Ce fut surtout l’intervention des grandes puissances en Libye. Il s’agissait de prévenir une extension de la révolte au Maghreb, de montrer qu’elles restaient maitresses du monde, de donner un avertissement à tous les peuples arabes qui regardaient vers Tunis et Le Caire. Les USA, la France et l’Angleterre, se faisant donner mandat par l’ONU, sont donc intervenues militairement en Libye, ont pilonné le pays sous les bombes, ont pris l’initiative de renverser Kadhafi, avec l’espoir d’y placer un gouvernement à leur solde. Pour ce faire, ces pays impérialistes se sont appuyés sur les chefs de guerre régionaux et sur des groupes islamistes, en partie armés et entrainés par leur allié qatari. Avec pour conséquence un chaos immense dans le pays, une onde de choc dans tout le Sahel.
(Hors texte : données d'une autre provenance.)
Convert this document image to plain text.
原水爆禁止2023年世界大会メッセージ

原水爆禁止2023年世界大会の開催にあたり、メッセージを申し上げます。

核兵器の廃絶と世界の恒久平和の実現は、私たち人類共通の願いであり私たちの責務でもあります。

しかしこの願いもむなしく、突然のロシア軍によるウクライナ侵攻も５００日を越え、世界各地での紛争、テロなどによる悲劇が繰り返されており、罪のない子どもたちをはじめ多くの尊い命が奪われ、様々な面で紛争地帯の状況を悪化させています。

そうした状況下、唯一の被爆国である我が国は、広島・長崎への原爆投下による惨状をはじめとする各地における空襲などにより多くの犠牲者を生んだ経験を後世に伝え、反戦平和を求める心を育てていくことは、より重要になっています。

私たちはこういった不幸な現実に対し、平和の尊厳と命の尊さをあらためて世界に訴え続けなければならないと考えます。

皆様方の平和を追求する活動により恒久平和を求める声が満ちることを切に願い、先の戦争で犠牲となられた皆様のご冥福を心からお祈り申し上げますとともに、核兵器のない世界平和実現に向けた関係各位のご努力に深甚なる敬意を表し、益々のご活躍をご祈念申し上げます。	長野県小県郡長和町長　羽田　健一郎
Aujourd’hui en Libye, deux gouvernements rivalisent : l’officiel à Tripoli, reconnu par l’ONU, le dissident à Benghazi, chacun contrôlant l’une des deux régions pétrolières du pays. Sur fond des rivalités internationales qu’attire l’odeur du fioul : la France soutenant en sous-main le gouvernement dissident, la Turquie venant à la rescousse du gouvernement officiel, avec un contingent de mercenaires recrutés dans les régions de Syrie contrôlées par l’armée d’Erdoğan. Dans quel monde vivons-nous ? Mais pourvu que le pétrole coule, et que le chaos évite la révolution.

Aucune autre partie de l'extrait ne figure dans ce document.